How do you think fintech will transform retail banking in the short- and long-term?
In my opinion, fintech innovations in payments have peaked. There are a lot of companies in the payments fintech space, and the market is heading towards consolidation. In banking, the most interesting areas are still developing. I see these as alternative lending platforms (e.g., P2P), robo-advice and value-add services such as easier account switching that make financial services easier and more convenient for consumers.
Many of these new retail banking innovations are coming from outside the industry, which is probably inevitable given the speed at which technology startups can move. For instance, they don’t have to cope with legacy IT systems or high complexity in terms of existing products, and many of them operate as non-regulated, non-banking entities.
In the short-term, these new companies will bring products to market and disrupt specific elements of banks’ value chains. However, in the longer-term, fintechs are facing their own challenges when competing with banks, which also have some competitive advantages. These include large customer bases (scale), consumer trust and established distribution networks. Ultimately, banks and fintech companies will end up partnering in order to truly succeed. Banks can’t develop fintech on their own, but startups can’t bring their products to market nearly as effectively as a retail bank can.
Is there an existential threat to banks from fintechs?

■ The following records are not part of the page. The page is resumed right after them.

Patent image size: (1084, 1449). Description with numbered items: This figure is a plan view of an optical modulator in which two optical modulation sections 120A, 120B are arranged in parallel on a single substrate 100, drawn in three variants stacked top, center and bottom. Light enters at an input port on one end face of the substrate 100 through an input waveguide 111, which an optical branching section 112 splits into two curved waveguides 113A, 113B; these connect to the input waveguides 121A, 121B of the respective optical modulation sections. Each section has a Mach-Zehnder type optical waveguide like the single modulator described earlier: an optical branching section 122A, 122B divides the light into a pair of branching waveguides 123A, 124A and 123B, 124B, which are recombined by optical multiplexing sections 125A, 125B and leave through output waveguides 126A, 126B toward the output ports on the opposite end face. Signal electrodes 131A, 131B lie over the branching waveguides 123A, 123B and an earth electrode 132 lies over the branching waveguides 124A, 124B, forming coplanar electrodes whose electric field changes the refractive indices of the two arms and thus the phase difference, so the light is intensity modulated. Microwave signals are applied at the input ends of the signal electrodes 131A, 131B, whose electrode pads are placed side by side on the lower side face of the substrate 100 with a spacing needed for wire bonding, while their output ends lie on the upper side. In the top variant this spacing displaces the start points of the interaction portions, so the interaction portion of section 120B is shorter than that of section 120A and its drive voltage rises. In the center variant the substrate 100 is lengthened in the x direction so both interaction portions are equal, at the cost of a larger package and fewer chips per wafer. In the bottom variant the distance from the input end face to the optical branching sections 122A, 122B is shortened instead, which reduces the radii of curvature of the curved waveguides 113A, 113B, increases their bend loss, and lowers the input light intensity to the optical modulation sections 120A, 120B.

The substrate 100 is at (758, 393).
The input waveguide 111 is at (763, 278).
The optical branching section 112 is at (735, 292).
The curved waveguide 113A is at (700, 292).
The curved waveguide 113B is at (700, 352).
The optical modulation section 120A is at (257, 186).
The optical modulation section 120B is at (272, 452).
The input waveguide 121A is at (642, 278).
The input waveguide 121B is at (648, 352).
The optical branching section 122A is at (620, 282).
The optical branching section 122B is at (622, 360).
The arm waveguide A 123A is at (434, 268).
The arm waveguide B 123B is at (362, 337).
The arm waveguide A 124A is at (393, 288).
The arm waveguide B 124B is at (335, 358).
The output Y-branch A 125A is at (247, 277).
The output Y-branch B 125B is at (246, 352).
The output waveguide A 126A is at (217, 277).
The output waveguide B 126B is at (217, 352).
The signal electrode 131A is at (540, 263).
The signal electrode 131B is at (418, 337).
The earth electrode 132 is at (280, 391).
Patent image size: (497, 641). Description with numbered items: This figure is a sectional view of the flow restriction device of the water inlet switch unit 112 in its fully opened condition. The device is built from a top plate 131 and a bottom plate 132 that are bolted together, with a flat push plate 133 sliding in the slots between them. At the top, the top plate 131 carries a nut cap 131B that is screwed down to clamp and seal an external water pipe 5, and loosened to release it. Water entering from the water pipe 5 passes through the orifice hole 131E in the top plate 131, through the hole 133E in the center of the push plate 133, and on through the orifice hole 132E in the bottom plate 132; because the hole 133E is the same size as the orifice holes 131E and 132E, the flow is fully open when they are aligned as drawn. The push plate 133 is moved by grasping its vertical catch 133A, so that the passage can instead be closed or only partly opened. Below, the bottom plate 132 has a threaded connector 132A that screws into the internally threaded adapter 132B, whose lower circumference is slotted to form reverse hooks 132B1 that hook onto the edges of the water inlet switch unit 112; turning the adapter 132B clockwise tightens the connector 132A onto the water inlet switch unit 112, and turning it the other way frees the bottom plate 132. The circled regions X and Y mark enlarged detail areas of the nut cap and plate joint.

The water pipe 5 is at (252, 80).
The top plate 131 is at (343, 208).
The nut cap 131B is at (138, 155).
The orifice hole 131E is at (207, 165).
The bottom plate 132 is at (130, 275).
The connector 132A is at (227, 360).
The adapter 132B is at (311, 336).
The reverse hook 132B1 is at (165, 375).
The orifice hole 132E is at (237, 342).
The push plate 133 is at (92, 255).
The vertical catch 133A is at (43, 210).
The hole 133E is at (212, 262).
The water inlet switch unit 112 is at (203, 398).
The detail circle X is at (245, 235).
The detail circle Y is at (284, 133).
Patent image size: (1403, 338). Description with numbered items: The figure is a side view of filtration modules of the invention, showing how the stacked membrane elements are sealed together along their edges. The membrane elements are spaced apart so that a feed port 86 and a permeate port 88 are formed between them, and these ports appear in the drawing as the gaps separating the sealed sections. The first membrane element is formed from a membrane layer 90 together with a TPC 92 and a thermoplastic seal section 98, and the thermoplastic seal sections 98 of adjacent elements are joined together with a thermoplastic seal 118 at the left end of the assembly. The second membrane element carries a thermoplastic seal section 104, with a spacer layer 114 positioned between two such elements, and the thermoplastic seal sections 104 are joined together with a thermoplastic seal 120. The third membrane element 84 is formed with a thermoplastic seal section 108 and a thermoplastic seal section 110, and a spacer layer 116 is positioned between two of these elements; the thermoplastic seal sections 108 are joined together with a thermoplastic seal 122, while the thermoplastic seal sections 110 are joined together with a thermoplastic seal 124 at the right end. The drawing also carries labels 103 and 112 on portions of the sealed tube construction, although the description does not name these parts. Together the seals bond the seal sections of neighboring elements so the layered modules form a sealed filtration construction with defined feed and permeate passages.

There is no doubt that banks are losing revenue and customers to fintechs in certain areas, but I don’t think there is an existential threat. Fintech companies have the edge in innovation, definitely – banks’ legacy systems and culture hold them back from developing the products and services that these startups can – but these companies are also limited in ways that banks are not. Fintech companies need to build up their brands from scratch, and can only really use the online channel to market and distribute, while banks are established and have physical branch networks for distribution purposes, which are still very important to customers. Rather than an existential threat, I see fintech companies as an opportunity for banks to access new products and services to offer to their customers.